With regard to the latter, one of the more significant weapons used during WW2.

"The M1 Garand (more formally the United States Rifle, Caliber .30, M1, was the first semi-automatic rifle in the world to be generally issued to infantry"

In this case, issued to the American infantryman. The U.S. military WAS able to issue and equip each and every American infantryman with a semi-automatic rifle. In this regard, the U.S. military was unique. Top-of-the-line weapons technology made available to the common soldier. Infantry of the other warring powers in WW2 went into battle using rifles the basic design of which dated from fifty years earlier!!

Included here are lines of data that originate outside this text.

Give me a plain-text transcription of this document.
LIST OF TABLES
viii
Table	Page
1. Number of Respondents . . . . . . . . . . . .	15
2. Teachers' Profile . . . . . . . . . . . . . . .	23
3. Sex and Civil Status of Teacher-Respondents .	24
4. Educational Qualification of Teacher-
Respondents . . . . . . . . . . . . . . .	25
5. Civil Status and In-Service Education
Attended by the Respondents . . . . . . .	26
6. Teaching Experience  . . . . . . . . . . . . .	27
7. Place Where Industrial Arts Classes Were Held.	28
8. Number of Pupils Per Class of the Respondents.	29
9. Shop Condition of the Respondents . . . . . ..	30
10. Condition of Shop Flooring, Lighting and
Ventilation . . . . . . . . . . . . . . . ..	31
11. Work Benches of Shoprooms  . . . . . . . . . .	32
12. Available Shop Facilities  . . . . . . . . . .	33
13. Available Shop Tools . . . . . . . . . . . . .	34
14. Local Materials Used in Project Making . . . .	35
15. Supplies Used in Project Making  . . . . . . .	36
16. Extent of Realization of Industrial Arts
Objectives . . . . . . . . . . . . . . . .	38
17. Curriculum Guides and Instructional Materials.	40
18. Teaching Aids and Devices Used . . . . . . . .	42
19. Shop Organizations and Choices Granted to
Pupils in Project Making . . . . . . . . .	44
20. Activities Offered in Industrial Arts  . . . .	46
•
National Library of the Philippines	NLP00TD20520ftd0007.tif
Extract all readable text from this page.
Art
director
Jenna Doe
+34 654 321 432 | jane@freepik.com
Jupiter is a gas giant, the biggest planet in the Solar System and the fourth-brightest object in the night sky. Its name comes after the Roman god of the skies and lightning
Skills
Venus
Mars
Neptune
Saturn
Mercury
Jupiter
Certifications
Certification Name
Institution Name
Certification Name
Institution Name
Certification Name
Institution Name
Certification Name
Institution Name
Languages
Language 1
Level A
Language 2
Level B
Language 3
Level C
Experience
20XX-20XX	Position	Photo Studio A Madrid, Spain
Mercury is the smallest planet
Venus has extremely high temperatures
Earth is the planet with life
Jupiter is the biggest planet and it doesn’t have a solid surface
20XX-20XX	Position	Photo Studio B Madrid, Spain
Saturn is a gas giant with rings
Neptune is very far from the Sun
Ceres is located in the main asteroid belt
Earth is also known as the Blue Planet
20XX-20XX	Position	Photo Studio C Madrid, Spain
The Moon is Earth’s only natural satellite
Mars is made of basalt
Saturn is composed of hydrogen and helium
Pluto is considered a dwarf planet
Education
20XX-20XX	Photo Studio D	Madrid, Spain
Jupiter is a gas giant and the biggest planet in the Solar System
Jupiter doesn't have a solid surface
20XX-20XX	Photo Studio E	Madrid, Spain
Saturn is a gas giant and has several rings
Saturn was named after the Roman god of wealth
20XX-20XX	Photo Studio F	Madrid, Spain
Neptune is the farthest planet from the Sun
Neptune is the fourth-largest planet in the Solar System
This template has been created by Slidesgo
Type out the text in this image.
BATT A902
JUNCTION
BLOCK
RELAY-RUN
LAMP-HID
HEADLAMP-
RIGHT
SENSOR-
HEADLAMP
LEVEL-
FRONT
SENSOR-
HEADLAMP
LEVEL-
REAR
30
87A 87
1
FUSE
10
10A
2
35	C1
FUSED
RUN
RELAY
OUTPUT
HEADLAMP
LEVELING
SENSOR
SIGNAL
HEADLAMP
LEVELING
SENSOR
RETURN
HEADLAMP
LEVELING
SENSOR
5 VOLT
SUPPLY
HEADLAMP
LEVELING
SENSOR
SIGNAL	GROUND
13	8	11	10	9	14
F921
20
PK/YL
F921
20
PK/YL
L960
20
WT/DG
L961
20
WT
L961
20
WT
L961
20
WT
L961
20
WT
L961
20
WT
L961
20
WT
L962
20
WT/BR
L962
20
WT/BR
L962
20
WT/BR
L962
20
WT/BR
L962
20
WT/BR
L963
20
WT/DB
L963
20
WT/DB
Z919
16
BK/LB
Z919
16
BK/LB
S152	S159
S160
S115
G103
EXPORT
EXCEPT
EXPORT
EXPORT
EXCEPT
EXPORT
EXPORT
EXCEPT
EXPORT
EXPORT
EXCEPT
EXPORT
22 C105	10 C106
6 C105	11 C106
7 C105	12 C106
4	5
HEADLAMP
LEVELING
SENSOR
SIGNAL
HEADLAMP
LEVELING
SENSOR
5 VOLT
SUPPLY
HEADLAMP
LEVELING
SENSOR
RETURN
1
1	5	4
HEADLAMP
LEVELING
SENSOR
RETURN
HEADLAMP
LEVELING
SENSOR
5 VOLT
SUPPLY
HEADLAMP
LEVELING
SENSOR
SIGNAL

"The M1's semiautomatic operation gave United States forces a significant advantage in firepower and shot-to-shot response time over individual enemy infantrymen in battle (German and Japanese soldiers were usually armed with bolt-action rifles)."

"The rifle's [M1 Garand] ability to rapidly fire powerful .30-06 rifle ammunition also proved to be of considerable advantage in combat. In China, Japanese banzai charges had previously met with frequent success against poorly-trained Chinese soldiers armed with bolt-action rifles . However, armed with the Garand, U.S. Infantrymen were able to sustain a much higher rate of fire than their Chinese counterparts [quicker to fire, quicker to reload!]. In the short-range jungle fighting . . . the penetration of the powerful .30-06 M2 cartridge enabled a single U.S. infantryman to kill up to three Japanese soldiers with a single round."

Pre-Garand era: [thanks here to the late SSG John Holstein, who tragically met his death in Vietnam!]



Post-Garand era:

One-two-three-four-five-six-seven . . . .

The M1 Garand HAD to have given the American infantryman a significant leg up over his enemy counterpart. Just the ability to put more fire on the target faster and reload quicker HAD to be an advantage!!

Especially in a defensive situation where putting a lot of lead into the air quickly is a necessity.

The M1 Garand is still in favor with civilian long-range target shooters. That "powerful .30-06 M2 cartridge" is ideally suited for competitive target shooting where the range is up to 1000 yards!!

The M1 Garand, complete with bayonet affixed and sheathed, does feel heavy. NOT light, weighs about ten pounds [even more with eight rounds loaded], but has a feeling of "substance" to it. SOLID in a way the modern M-16 is NOT!!??



"The AK-47 was developed from an earlier Kalashnikov carbine which heavily drew from the Garand design; particularly, the locking system with its rotating bolt is based on Garand's design. The AK-47 also uses a highly simplified form of the Garand trigger group".

I had always thought that the AK was a totally indigenous Soviet design, using ideas and concepts of Kalashnikov that were particularly unique. This IS NOT SO??!!